模型文件需要依据具体识别的验证码长度做一些调整:

输出四字符验证码识别模型:

from __future__ import absolute_import
from __future__ import division
from __future__ import print_function

import tensorflow as tf

slim = tf.contrib.slim
trunc_normal = lambda stddev: tf.truncated_normal_initializer(0.0, stddev)


def alexnet_v2_arg_scope(weight_decay=0.0005):
  with slim.arg_scope([slim.conv2d, slim.fully_connected],
                      activation_fn=tf.nn.relu,
                      biases_initializer=tf.constant_initializer(0.1),
                      weights_regularizer=slim.l2_regularizer(weight_decay)):
    with slim.arg_scope([slim.conv2d], padding='SAME'):
      with slim.arg_scope([slim.max_pool2d], padding='VALID') as arg_sc:
        return arg_sc


def alexnet_v2(inputs,
               num_classes=1000,
               is_training=True,
               dropout_keep_prob=0.5,
               spatial_squeeze=True,
               scope='alexnet_v2'):
  """AlexNet version 2.

  Described in: http://arxiv.org/pdf/1404.5997v2.pdf
  Parameters from:
  github.com/akrizhevsky/cuda-convnet2/blob/master/layers/
  layers-imagenet-1gpu.cfg

  Note: All the fully_connected layers have been transformed to conv2d layers.
        To use in classification mode, resize input to 224x224. To use in fully
        convolutional mode, set spatial_squeeze to false.
        The LRN layers have been removed and change the initializers from
        random_normal_initializer to xavier_initializer.

  Args:
    inputs: a tensor of size [batch_size, height, width, channels].
    num_classes: number of predicted classes.
    is_training: whether or not the model is being trained.
    dropout_keep_prob: the probability that activations are kept in the dropout
      layers during training.
    spatial_squeeze: whether or not should squeeze the spatial dimensions of the
      outputs.

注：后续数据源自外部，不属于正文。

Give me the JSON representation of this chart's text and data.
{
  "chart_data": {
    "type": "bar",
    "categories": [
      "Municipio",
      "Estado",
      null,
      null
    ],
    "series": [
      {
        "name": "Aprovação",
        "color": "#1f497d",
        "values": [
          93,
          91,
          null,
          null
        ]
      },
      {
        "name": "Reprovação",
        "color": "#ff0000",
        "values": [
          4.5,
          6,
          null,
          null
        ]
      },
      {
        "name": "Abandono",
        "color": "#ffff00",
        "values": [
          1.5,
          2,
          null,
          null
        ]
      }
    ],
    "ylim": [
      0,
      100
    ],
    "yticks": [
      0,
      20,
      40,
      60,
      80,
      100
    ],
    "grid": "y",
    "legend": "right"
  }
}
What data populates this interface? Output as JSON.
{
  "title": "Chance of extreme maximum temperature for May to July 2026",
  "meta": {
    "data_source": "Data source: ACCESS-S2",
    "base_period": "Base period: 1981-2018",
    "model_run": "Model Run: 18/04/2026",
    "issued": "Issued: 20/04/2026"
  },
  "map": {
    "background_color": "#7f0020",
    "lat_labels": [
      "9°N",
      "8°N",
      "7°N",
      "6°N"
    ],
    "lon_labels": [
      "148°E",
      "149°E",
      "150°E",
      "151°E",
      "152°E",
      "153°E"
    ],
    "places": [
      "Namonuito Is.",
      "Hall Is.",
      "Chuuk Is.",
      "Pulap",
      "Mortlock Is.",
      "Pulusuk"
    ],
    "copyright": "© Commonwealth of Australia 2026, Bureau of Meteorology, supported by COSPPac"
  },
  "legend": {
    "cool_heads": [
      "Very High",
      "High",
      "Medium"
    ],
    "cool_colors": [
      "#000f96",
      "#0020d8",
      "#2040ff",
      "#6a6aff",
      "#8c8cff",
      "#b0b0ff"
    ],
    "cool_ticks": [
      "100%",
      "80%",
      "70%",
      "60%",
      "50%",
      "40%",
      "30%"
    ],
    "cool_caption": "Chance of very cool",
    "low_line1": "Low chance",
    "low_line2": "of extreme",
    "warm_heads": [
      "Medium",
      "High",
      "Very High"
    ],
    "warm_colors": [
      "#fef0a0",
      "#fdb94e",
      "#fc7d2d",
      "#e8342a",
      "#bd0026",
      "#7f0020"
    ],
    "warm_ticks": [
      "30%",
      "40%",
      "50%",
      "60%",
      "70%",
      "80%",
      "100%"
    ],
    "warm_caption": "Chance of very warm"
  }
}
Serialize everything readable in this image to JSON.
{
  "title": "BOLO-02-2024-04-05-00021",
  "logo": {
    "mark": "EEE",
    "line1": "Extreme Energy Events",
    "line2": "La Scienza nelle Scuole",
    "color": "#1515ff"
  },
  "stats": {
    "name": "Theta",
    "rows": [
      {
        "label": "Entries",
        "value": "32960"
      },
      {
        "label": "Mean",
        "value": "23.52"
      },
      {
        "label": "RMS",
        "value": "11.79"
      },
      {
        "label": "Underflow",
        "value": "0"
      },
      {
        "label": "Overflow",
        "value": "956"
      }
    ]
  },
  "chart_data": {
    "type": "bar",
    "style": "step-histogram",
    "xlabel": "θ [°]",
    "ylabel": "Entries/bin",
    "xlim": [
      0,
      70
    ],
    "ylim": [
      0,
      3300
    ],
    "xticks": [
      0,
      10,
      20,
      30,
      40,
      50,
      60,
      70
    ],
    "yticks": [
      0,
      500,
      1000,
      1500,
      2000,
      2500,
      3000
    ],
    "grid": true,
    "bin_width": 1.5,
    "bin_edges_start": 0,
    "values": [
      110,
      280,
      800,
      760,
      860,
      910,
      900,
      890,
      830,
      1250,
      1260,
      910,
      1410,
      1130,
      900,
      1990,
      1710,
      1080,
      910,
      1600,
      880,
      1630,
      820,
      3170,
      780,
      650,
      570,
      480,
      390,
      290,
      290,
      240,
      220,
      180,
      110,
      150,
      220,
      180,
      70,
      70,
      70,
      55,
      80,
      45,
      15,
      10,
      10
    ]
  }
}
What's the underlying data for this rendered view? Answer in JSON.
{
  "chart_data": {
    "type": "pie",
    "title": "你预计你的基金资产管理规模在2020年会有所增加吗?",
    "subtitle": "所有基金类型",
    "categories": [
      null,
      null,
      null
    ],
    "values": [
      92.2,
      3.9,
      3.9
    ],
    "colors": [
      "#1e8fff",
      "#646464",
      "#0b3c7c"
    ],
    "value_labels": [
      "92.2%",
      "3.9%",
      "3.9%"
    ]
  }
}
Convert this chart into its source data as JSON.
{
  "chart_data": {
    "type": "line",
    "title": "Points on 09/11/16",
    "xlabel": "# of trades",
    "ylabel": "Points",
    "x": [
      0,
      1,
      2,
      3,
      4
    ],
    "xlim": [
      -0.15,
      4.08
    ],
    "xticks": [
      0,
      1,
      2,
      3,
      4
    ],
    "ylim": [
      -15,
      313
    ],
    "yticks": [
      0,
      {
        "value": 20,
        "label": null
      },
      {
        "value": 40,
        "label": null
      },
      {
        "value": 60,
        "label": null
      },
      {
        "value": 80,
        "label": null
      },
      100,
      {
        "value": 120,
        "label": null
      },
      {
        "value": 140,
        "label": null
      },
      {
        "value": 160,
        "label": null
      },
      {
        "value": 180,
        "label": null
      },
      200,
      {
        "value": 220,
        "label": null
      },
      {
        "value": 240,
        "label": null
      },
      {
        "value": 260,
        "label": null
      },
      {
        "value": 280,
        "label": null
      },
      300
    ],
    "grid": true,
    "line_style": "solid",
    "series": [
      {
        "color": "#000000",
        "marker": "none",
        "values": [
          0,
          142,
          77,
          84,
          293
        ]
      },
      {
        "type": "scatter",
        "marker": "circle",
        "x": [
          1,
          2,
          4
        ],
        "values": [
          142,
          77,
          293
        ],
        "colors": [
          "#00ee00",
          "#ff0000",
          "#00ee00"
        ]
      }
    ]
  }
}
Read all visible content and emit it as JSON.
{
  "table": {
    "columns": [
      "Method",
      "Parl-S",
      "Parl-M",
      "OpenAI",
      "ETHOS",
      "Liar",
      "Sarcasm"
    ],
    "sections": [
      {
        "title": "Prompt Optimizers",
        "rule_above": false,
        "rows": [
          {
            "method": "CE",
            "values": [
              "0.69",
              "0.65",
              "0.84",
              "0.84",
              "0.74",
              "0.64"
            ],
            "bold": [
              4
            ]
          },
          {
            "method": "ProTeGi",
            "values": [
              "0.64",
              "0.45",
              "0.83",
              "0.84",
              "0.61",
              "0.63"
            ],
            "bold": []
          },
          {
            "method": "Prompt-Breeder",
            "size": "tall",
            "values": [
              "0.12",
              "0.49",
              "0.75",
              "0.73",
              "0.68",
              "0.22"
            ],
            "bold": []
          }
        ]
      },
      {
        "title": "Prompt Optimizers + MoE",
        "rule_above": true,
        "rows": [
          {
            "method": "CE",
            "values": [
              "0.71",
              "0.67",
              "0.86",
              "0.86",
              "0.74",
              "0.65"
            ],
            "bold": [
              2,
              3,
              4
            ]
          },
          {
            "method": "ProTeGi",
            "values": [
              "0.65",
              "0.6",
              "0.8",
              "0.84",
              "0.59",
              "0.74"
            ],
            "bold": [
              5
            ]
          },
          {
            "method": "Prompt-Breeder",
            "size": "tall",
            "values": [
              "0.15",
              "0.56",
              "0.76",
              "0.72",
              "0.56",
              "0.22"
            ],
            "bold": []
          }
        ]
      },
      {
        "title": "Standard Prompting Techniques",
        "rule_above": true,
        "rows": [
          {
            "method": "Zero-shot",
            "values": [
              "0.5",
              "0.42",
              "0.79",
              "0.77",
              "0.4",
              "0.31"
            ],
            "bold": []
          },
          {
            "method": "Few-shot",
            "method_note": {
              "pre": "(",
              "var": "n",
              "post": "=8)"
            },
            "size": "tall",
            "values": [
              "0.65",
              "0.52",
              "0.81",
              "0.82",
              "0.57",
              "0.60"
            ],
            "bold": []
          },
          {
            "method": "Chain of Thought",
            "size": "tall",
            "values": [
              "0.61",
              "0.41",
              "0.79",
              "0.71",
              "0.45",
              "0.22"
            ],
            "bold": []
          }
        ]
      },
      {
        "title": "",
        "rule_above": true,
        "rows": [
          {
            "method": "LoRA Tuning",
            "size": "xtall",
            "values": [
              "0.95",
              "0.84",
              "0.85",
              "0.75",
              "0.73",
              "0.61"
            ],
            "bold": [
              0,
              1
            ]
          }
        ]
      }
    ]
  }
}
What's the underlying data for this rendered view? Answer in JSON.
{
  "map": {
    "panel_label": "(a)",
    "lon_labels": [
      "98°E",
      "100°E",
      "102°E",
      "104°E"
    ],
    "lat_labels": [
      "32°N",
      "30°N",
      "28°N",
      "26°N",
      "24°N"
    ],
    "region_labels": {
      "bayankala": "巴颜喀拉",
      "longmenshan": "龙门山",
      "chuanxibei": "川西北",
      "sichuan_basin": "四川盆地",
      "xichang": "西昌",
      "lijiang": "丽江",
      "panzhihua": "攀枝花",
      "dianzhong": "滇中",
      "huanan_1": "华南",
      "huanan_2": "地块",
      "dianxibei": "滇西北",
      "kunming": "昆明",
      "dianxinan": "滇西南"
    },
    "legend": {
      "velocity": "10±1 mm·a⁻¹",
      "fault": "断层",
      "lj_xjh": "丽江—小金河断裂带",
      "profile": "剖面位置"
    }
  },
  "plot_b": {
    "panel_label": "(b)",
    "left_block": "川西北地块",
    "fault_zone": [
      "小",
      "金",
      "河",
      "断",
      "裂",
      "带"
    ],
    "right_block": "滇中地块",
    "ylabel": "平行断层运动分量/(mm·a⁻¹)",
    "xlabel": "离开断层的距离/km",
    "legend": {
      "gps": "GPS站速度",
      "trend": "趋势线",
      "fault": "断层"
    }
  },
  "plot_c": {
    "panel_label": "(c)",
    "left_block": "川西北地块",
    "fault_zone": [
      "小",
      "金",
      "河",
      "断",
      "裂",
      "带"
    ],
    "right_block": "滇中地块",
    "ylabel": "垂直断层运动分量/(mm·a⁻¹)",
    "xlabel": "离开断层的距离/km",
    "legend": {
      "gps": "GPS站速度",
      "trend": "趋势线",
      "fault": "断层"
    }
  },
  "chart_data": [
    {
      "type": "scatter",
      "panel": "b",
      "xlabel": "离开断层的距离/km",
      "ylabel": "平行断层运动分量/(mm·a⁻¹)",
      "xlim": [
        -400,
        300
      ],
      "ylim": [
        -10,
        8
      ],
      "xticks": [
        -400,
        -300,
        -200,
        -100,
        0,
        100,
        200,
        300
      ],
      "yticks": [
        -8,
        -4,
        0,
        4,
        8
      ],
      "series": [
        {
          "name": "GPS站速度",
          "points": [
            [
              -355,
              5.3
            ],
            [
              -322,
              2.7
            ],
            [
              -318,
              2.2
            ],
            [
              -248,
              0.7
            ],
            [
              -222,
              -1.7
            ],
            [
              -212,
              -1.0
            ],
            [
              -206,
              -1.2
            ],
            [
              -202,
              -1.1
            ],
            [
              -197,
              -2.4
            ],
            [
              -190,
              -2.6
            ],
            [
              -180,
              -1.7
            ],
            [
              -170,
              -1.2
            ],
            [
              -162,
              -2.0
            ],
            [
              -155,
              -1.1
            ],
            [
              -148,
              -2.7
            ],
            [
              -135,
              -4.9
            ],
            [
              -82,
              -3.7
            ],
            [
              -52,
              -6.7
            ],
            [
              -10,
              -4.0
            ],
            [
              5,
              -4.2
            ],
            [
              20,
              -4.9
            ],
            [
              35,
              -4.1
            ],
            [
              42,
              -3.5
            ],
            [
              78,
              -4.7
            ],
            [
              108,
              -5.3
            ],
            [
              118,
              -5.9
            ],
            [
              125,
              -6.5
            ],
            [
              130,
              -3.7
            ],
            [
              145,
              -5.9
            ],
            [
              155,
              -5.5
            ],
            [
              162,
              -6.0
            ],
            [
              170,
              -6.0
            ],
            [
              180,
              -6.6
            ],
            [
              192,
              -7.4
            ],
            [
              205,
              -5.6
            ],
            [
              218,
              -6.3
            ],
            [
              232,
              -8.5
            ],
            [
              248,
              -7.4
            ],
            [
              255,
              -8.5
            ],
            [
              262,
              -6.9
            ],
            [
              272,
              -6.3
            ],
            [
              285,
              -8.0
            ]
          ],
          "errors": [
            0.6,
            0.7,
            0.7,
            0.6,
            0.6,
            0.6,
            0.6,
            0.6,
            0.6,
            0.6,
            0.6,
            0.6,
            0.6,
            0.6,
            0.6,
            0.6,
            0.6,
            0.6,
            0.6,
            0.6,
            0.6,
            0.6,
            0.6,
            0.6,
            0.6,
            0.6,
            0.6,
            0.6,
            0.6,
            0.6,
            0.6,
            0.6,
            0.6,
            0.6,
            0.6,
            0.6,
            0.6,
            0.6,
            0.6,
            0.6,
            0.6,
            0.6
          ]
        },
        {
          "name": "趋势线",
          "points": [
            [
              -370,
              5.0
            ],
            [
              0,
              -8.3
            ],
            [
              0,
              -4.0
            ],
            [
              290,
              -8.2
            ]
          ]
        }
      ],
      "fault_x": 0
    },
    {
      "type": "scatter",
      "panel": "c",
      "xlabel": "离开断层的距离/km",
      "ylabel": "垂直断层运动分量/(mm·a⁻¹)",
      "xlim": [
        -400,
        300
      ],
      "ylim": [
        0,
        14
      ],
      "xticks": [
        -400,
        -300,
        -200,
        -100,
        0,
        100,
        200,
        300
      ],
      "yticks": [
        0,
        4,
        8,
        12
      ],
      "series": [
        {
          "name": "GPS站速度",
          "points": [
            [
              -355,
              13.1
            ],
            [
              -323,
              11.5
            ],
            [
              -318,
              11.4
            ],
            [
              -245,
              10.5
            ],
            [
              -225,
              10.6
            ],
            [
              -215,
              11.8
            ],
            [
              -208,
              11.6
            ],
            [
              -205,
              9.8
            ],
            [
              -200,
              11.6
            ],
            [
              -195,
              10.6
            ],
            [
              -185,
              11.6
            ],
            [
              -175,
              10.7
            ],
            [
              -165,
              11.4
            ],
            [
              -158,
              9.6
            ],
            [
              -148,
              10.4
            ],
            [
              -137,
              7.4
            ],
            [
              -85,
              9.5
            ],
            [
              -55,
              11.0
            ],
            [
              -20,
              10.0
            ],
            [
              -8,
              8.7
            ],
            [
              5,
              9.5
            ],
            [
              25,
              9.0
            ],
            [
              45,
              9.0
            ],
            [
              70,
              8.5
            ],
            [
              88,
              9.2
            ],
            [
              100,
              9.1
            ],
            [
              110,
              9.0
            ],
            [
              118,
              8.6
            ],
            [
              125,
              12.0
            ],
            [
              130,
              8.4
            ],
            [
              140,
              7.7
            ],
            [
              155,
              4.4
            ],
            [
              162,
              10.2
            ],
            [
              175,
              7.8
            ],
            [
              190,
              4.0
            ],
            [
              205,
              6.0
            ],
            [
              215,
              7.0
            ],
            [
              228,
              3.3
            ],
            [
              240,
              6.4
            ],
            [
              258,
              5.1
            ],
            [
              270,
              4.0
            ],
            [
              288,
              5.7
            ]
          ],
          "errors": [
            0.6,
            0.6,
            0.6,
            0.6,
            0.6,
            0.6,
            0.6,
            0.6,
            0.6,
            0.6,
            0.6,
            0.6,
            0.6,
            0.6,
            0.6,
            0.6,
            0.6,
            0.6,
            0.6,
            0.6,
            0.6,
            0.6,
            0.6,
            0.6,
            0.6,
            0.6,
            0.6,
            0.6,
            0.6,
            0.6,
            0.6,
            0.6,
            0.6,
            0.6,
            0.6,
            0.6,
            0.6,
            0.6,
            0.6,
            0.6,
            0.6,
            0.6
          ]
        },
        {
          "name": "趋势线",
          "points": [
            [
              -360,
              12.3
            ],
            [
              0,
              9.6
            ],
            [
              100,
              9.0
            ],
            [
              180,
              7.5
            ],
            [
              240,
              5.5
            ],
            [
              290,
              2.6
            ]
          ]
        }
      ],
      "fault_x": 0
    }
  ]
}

Useful to remove unnecessary dimensions for classification.
    scope: Optional scope for the variables.

  Returns:
    the last op containing the log predictions and end_points dict.
  """
  with tf.variable_scope(scope, 'alexnet_v2', [inputs]) as sc:
    end_points_collection = sc.name + '_end_points'
    # Collect outputs for conv2d, fully_connected and max_pool2d.
    with slim.arg_scope([slim.conv2d, slim.fully_connected, slim.max_pool2d],
                        outputs_collections=[end_points_collection]):
      net = slim.conv2d(inputs, 64, [11, 11], 4, padding='VALID',
                        scope='conv1')
      net = slim.max_pool2d(net, [3, 3], 2, scope='pool1')
      net = slim.conv2d(net, 192, [5, 5], scope='conv2')
      net = slim.max_pool2d(net, [3, 3], 2, scope='pool2')
      net = slim.conv2d(net, 384, [3, 3], scope='conv3')
      net = slim.conv2d(net, 384, [3, 3], scope='conv4')
      net = slim.conv2d(net, 256, [3, 3], scope='conv5')
      net = slim.max_pool2d(net, [3, 3], 2, scope='pool5')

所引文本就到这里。